Sauté your choice of vegetables in extra virgin olive oil. Once the vegetables are tender, about 10 minutes, add the garlic and The Beyond Burger. Break apart the “burgers” so they are in crumbles and mix with the vegetables. Cook for another 5 minutes. Season to taste. Enjoy as is, or top pasta, brown rice, or make a lettuce wrap with some Romaine lettuce leaves. The quantity of vegetables and Beyond Burgers you use will depend on how many people you’re feeding. One package of The Beyond Burger has two patties (2 servings), each containing 20 grams of plant protein, no soy or gluten.

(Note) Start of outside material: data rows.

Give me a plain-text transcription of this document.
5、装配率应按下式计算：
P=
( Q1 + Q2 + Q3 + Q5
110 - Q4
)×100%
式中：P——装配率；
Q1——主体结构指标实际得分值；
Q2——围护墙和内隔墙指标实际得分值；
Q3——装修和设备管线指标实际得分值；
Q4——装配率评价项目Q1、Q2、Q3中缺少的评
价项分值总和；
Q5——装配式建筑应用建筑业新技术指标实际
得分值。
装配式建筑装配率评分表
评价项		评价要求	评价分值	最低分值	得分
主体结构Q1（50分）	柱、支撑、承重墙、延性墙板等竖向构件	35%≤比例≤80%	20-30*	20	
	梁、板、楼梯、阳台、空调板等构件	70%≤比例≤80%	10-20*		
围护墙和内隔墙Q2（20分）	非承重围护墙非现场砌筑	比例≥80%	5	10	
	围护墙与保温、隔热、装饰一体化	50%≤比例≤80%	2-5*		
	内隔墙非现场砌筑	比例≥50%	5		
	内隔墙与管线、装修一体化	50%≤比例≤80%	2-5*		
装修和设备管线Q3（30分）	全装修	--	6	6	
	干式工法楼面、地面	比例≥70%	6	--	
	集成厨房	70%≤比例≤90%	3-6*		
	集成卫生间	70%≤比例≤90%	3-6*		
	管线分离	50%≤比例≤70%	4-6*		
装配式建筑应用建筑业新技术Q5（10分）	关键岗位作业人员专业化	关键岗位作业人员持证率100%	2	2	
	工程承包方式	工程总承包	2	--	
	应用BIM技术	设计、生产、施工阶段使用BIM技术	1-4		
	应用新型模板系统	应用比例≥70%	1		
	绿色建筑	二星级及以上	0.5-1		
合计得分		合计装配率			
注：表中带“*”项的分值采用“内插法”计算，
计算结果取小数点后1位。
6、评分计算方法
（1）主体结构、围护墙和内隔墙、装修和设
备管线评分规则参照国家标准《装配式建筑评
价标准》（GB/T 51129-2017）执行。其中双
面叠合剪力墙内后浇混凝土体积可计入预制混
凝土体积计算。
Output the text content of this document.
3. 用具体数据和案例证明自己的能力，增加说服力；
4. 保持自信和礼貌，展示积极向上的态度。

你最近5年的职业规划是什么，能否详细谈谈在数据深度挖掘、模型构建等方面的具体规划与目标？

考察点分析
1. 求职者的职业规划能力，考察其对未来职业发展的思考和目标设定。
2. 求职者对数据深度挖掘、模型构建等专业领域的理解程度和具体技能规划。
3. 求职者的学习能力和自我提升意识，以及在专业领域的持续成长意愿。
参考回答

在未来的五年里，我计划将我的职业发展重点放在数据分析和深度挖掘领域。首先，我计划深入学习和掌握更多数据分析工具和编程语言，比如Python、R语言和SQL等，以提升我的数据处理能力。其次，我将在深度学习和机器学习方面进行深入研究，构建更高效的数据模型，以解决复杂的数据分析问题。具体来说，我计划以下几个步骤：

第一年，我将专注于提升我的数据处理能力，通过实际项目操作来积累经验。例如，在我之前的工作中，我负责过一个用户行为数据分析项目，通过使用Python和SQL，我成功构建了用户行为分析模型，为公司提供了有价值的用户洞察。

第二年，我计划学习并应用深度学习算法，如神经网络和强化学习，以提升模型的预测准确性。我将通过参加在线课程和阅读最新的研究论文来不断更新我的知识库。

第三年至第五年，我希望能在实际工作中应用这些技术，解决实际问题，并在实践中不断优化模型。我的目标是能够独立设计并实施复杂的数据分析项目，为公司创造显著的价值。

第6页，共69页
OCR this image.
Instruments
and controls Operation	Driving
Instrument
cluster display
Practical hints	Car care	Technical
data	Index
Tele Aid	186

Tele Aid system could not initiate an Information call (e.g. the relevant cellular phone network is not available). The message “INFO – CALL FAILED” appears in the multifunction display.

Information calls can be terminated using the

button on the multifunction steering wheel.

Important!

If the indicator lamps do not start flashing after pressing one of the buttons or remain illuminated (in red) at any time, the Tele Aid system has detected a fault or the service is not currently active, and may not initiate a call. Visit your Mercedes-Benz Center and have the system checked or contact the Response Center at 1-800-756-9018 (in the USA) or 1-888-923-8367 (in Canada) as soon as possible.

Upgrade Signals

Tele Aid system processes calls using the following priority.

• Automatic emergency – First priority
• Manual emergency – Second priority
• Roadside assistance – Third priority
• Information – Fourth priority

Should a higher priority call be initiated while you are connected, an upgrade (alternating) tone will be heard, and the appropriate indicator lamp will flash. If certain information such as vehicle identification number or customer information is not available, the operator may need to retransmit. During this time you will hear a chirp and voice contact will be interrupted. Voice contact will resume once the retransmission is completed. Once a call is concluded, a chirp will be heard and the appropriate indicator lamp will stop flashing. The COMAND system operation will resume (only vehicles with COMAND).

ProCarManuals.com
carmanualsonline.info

Post Kitchen Coaching Tips

I recently held a kitchen coaching class, which meant a fun evening of food, learning and laughs. Some takeaways:

  • Make a crock pot full of soup on the weekend so that you have leftovers for the week.
  • Whether you are cooking for one, two or five, make extra. Package the portion you’d like to have for another meal before sitting down to eat, so the extras don’t accidentally disappear.
  • Store your olive oil in the refrigerator to keep it from going rancid. Since it will solidify, keep a small bottle at room temperature so it doesn’t delay your cooking. Rancid oils and foods produce free radicals in the body that over time may contribute to disease. (This  is  why you should not overheat oil, since the same process happens.)
  • When choosing fish, choose wild-caught varieties. A couple reasons: these are typically higher in omega-3 fats (a good thing), and lower in pesticides and toxins, than farm-raised.
  • Keep hard boiled eggs on hand. These make a great snack, breakfast on the go, and offer extra protein when added to a salad. If peeling them is a problem for you like it is for me, you can buy them already boiled and peeled! Any leftover chicken, beef or fish may also be slightly warmed and added to a bed of greens.
  • Toss vegetables with extra virgin olive oil and Lawry’s Seasoned Salt or salt and pepper, then sauté or roast. Any combination of vegetables will work, cut in similar size pieces. Sauté for about 10 minutes or roast at 425 degrees F for about 25 minutes. Adjust time according to your liking.
  • Using chicken or beef bone broth for any recipe adds more nutrients and protein than regular broth. You could certainly make your own. I buy organic bone broth because that’s what works for me.  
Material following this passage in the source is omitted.